Peristiwa di Mesir telah menjadi perhatian serius dari berbagai kekuatan di dunia Arab. Khususnya di negara-negara Arab springs seperti Tunisia, Libya, dan Yaman. Beberapa pemimpin di Tunisia bahkan telah menyatakan, skenario Mesir sangat mungkin terjadi di negara mereka. Apalagi, situasi di negara itu memiliki kemiripan dengan Mesir setelah jatuhnya Zaenal Abidin bin Ali: diperintah kelompok muslim ideologis ikhwani (An Nahdhah) dan stabilitas politik, keamanan, dan prestasi ekonomi negara itu belum bisa memenuhi ekspektasi sangat tinggi rakyatnya. Pembunuhan Muhammad Al Brahmi, wakil ketua partai oposisi, menjadi salah satu pemicu gerakan massa yang membesar.
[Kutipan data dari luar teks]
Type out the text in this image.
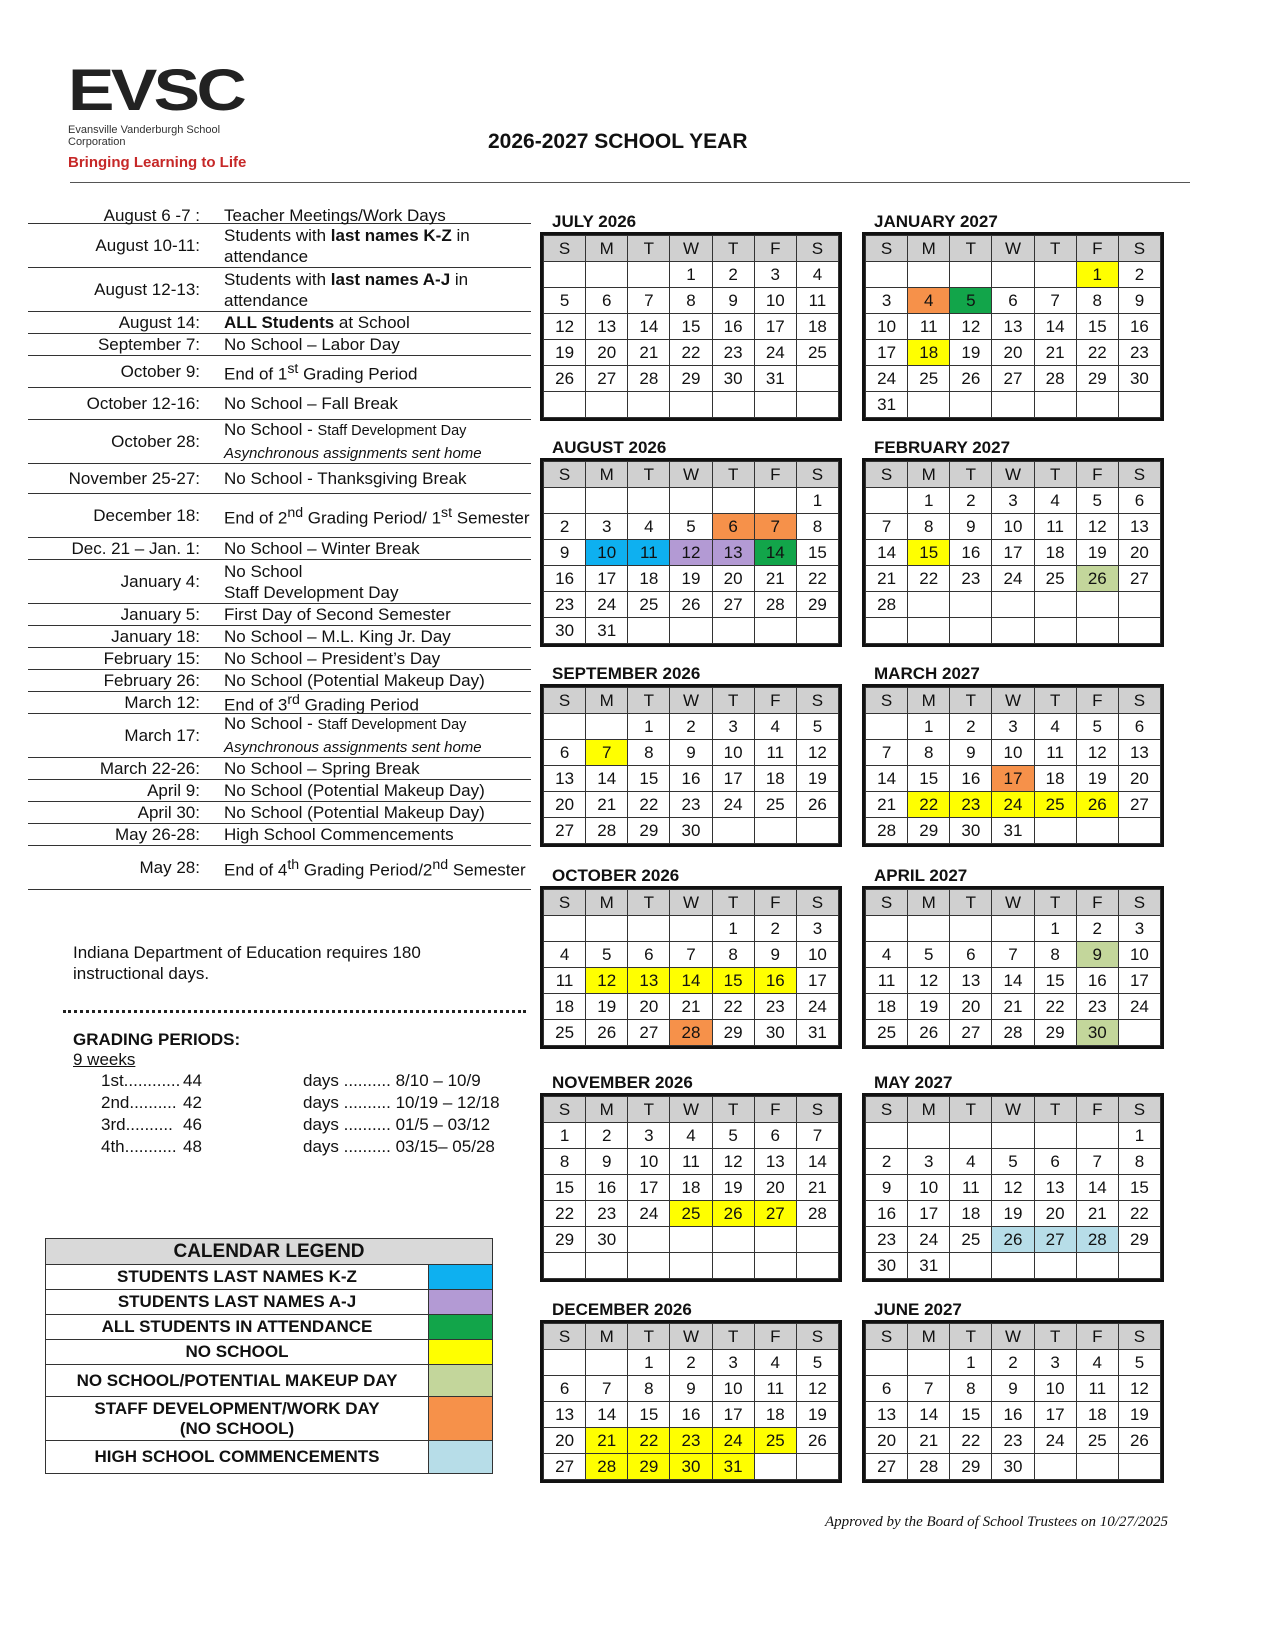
EVSC
Evansville Vanderburgh School Corporation
Bringing Learning to Life
2026-2027 SCHOOL YEAR
August 6 -7 :	Teacher Meetings/Work Days
August 10-11:
Students with last names K-Z in attendance
August 12-13:
Students with last names A-J in attendance
August 14:	ALL Students at School
September 7:	No School – Labor Day
October 9:	End of 1st Grading Period
October 12-16:	No School – Fall Break
October 28:
No School - Staff Development Day
Asynchronous assignments sent home
November 25-27:	No School - Thanksgiving Break
December 18:	End of 2nd Grading Period/ 1st Semester
Dec. 21 – Jan. 1:	No School – Winter Break
January 4:
No School
Staff Development Day
January 5:	First Day of Second Semester
January 18:	No School – M.L. King Jr. Day
February 15:	No School – President’s Day
February 26:	No School (Potential Makeup Day)
March 12:	End of 3rd Grading Period
March 17:
No School - Staff Development Day
Asynchronous assignments sent home
March 22-26:	No School – Spring Break
April 9:	No School (Potential Makeup Day)
April 30:	No School (Potential Makeup Day)
May 26-28:	High School Commencements
May 28:	End of 4th Grading Period/2nd Semester
Indiana Department of Education requires 180 instructional days.
GRADING PERIODS:
9 weeks
1st............ 44	days .......... 8/10 – 10/9
2nd.......... 42	days .......... 10/19 – 12/18
3rd.......... 46	days .......... 01/5 – 03/12
4th........... 48	days .......... 03/15– 05/28
CALENDAR LEGEND	
STUDENTS LAST NAMES K-Z	
STUDENTS LAST NAMES A-J	
ALL STUDENTS IN ATTENDANCE	
NO SCHOOL	
NO SCHOOL/POTENTIAL MAKEUP DAY	
STAFF DEVELOPMENT/WORK DAY
(NO SCHOOL)	
HIGH SCHOOL COMMENCEMENTS	
JULY 2026
S	M	T	W	T	F	S
			1	2	3	4
5	6	7	8	9	10	11
12	13	14	15	16	17	18
19	20	21	22	23	24	25
26	27	28	29	30	31	

AUGUST 2026
S	M	T	W	T	F	S
						1
2	3	4	5	6	7	8
9	10	11	12	13	14	15
16	17	18	19	20	21	22
23	24	25	26	27	28	29
30	31					
SEPTEMBER 2026
S	M	T	W	T	F	S
		1	2	3	4	5
6	7	8	9	10	11	12
13	14	15	16	17	18	19
20	21	22	23	24	25	26
27	28	29	30			
OCTOBER 2026
S	M	T	W	T	F	S
				1	2	3
4	5	6	7	8	9	10
11	12	13	14	15	16	17
18	19	20	21	22	23	24
25	26	27	28	29	30	31
NOVEMBER 2026
S	M	T	W	T	F	S
1	2	3	4	5	6	7
8	9	10	11	12	13	14
15	16	17	18	19	20	21
22	23	24	25	26	27	28
29	30					

DECEMBER 2026
S	M	T	W	T	F	S
		1	2	3	4	5
6	7	8	9	10	11	12
13	14	15	16	17	18	19
20	21	22	23	24	25	26
27	28	29	30	31		
JANUARY 2027
S	M	T	W	T	F	S
					1	2
3	4	5	6	7	8	9
10	11	12	13	14	15	16
17	18	19	20	21	22	23
24	25	26	27	28	29	30
31						
FEBRUARY 2027
S	M	T	W	T	F	S
	1	2	3	4	5	6
7	8	9	10	11	12	13
14	15	16	17	18	19	20
21	22	23	24	25	26	27
28						

MARCH 2027
S	M	T	W	T	F	S
	1	2	3	4	5	6
7	8	9	10	11	12	13
14	15	16	17	18	19	20
21	22	23	24	25	26	27
28	29	30	31			
APRIL 2027
S	M	T	W	T	F	S
				1	2	3
4	5	6	7	8	9	10
11	12	13	14	15	16	17
18	19	20	21	22	23	24
25	26	27	28	29	30	
MAY 2027
S	M	T	W	T	F	S
						1
2	3	4	5	6	7	8
9	10	11	12	13	14	15
16	17	18	19	20	21	22
23	24	25	26	27	28	29
30	31					
JUNE 2027
S	M	T	W	T	F	S
		1	2	3	4	5
6	7	8	9	10	11	12
13	14	15	16	17	18	19
20	21	22	23	24	25	26
27	28	29	30			
Approved by the Board of School Trustees on 10/27/2025
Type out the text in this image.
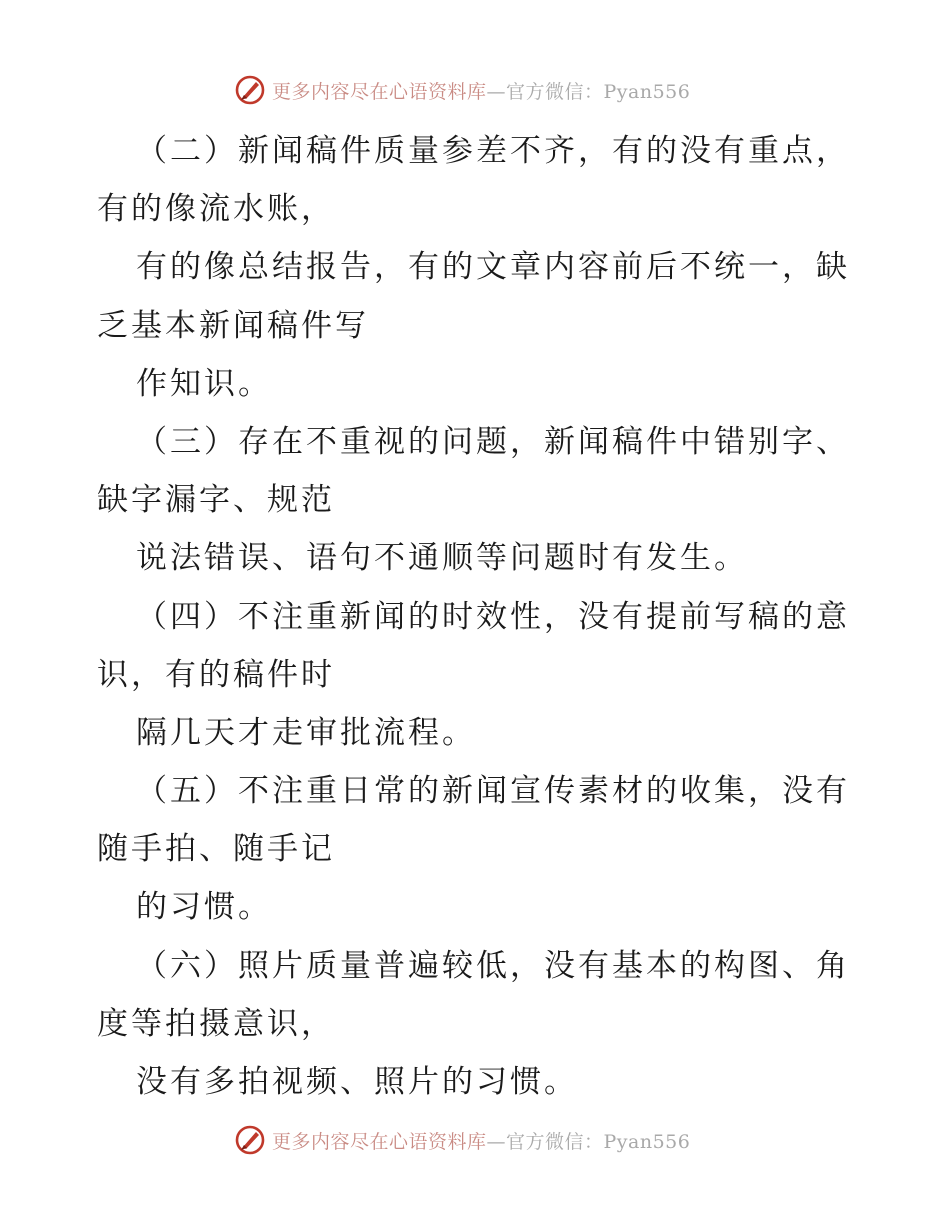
更多内容尽在心语资料库—官方微信：Pyan556
（二）新闻稿件质量参差不齐，有的没有重点，
有的像流水账，
有的像总结报告，有的文章内容前后不统一，缺
乏基本新闻稿件写
作知识。
（三）存在不重视的问题，新闻稿件中错别字、
缺字漏字、规范
说法错误、语句不通顺等问题时有发生。
（四）不注重新闻的时效性，没有提前写稿的意
识，有的稿件时
隔几天才走审批流程。
（五）不注重日常的新闻宣传素材的收集，没有
随手拍、随手记
的习惯。
（六）照片质量普遍较低，没有基本的构图、角
度等拍摄意识，
没有多拍视频、照片的习惯。
更多内容尽在心语资料库—官方微信：Pyan556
Negara-negara yang bertetangga dan sangat berkepentingan dengan Mesir seperti Arab Saudi dan negara-negara Teluk lain, Syria, Jordania, Israel, dan Palestina, terutama Hamas, sepertinya siap terlibat secara tidak langsung untuk membantu pihak-pihak di Mesir yang bertentangan. Pemimpin negara-negara Teluk, minus Qatar, langsung bersorak begitu Mursi jatuh. Mereka menggelontorkan miliaran dolar untuk membantu menyelamatkan perekonomian negara itu. Mereka tentu masih diliputi kecemamasan melihat perkembangan terakhir di jalanan Mesir. Hamas, Jordania, dan Israel juga menunggu dengan cemas perkembangan Mesir yang tak menentu. 

Jika Mesir tak mampu segera mencapai solusi politik yang bisa menghentikan aksi massa dan kekerasan di jalanan serta membuat kedua pihak kembali ke jalur demokrasi (bilik suara), hal itu bukan hanya membahayakan masa depan Mesir, namun juga negara-negara Arab yang lain. "Mesir bagi dunia Arab ibarat Kairo bagi Mesir," kata Jamal Hamdan, ahli geografi top Mesir.

Selain kekhawatiran semakin banyaknya korban dan kehancuran fisik dan sosial, ada akibat lain yang tak bisa diremehkan dari perkembangan ini. Dunia Arab tak lagi memandang demokrasi sebagai masa depan mereka. 

Bahkan, kelompok-kelompok muslim ideologis yang dikecewakan seperti Ikhwan di Mesir, Hamas di Palestina, dan FIS (Front Islamique du Salut) di Aljazair yang telah memilih jalan demokrasi bisa "murtad" dari jalan itu dan memilih jalan yang lain. Sementara itu, kelompok-kelompok yang sejak awal menolak demokrasi dan memilih jalan kekerasan semakin memperoleh pembenaran. 

Sungguh suatu nestapa bila itu menjadi virus yang menular ke gerakan-gerakan Islam di dunia Arab dan negara-negara berpenduduk muslim, termasuk di Indonesia.